Battery Underground, May 2009
I went back to Fort Worden after work on Thursday. Our crew was working in Irondale this week, just up the hill from the old steel mill site, and I drove to work myself that day to give myself a break from the regimented inmate aspects of the group commute/caravan. Plus, it’s the only way I can take all my camera gear with me. I left work in a sort of Friday evening daze- Thursday is my Friday, we work 4/10 hr days- not entirely sure what to do with myself.
Irondale segues to Port Hadlock and then to Port Townsend in a crescendo of affluenza. It would be very funny to see it in time elapse- see someone emerge from the crawlspace under a beat-to-hell trailer and end up walking around some of the palatial Victorian mansions in PT, but instead I just reflexively ended up at Fort Worden. Something about the place on a gorgeous spring evening- the white of the clapboards and the gray slate of the rooftops and the sweeping green of the commons- like a place where parades go to die.
The Stoddard artillery battery is quite inconspicuous off the end of the grounds, low and oddly small atop the eastern bluffs over Admiralty Inlet.
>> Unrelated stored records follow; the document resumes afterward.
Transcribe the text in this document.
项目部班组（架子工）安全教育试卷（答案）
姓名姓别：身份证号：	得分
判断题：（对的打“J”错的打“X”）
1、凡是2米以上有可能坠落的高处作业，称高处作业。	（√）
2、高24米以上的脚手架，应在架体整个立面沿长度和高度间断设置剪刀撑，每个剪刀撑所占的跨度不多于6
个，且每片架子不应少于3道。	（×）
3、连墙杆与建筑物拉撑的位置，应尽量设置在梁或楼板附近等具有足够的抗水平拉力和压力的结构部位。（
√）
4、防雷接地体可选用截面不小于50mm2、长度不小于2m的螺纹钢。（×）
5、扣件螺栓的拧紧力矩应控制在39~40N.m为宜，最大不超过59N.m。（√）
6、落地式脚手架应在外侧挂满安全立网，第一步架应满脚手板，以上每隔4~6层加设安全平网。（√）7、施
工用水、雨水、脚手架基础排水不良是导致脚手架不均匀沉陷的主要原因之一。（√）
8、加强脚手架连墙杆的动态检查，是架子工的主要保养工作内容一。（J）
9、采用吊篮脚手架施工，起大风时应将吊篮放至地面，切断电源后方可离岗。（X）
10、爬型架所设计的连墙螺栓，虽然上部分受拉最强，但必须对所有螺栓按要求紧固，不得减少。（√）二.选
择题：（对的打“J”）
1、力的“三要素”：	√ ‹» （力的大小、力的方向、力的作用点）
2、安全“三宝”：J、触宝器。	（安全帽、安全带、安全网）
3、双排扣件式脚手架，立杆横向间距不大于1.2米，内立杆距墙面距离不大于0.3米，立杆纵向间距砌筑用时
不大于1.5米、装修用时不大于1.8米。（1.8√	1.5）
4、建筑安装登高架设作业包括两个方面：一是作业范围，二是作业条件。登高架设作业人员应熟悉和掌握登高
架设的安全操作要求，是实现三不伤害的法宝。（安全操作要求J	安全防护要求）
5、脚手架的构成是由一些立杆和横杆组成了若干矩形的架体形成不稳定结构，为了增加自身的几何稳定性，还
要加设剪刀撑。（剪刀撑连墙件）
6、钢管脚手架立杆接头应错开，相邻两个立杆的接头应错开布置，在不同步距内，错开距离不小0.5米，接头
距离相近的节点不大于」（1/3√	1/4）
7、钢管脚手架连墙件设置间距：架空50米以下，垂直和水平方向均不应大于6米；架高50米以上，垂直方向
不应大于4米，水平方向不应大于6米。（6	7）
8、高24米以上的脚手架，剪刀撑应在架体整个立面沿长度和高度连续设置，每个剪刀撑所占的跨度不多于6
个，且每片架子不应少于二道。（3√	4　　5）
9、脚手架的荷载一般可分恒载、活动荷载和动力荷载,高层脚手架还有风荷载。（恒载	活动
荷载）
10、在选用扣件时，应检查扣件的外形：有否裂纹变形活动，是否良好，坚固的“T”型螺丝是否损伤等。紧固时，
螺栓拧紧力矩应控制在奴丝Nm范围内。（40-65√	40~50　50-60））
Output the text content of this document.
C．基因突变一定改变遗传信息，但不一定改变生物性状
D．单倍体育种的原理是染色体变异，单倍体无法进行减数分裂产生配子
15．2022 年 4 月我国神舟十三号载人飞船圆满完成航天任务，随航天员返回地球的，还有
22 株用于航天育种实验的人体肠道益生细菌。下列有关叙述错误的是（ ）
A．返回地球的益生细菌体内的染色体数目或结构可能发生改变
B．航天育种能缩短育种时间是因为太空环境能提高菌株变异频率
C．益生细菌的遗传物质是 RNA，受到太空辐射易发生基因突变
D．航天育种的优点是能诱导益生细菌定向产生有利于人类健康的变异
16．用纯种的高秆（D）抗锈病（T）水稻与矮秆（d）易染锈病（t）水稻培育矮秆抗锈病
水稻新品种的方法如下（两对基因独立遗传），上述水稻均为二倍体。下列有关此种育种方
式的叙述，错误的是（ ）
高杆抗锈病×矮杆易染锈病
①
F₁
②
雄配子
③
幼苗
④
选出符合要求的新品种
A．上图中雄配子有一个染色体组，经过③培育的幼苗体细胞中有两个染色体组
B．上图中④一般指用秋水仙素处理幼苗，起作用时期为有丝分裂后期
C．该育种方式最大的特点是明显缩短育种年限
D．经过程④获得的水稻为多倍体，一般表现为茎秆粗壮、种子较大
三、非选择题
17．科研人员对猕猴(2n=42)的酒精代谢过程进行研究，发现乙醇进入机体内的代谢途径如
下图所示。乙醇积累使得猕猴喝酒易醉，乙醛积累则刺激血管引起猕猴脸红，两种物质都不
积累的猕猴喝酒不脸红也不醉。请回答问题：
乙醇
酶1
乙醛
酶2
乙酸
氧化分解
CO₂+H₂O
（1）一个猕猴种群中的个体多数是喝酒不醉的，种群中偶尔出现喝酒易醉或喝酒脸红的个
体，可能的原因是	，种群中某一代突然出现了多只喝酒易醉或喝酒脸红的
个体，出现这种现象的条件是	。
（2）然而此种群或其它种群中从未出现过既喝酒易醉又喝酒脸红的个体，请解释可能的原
It gives off an bruised glow in the growing dusk, it’s the perfect time to set up and take some shots. A natural symbiosis of desertion and flagging museum budgets.
These Ft Worden shots are a minor scope creep from original project, but I’m realizing that I have to connect themes as I uncover them in awkward ways to keep myself involved in my own projects. No doubt eveything will eventually come up crisscrossed and confused by a network of aesthetic escape routes. But I do want to involve more history. And this theme of abandonment does keep cropping up.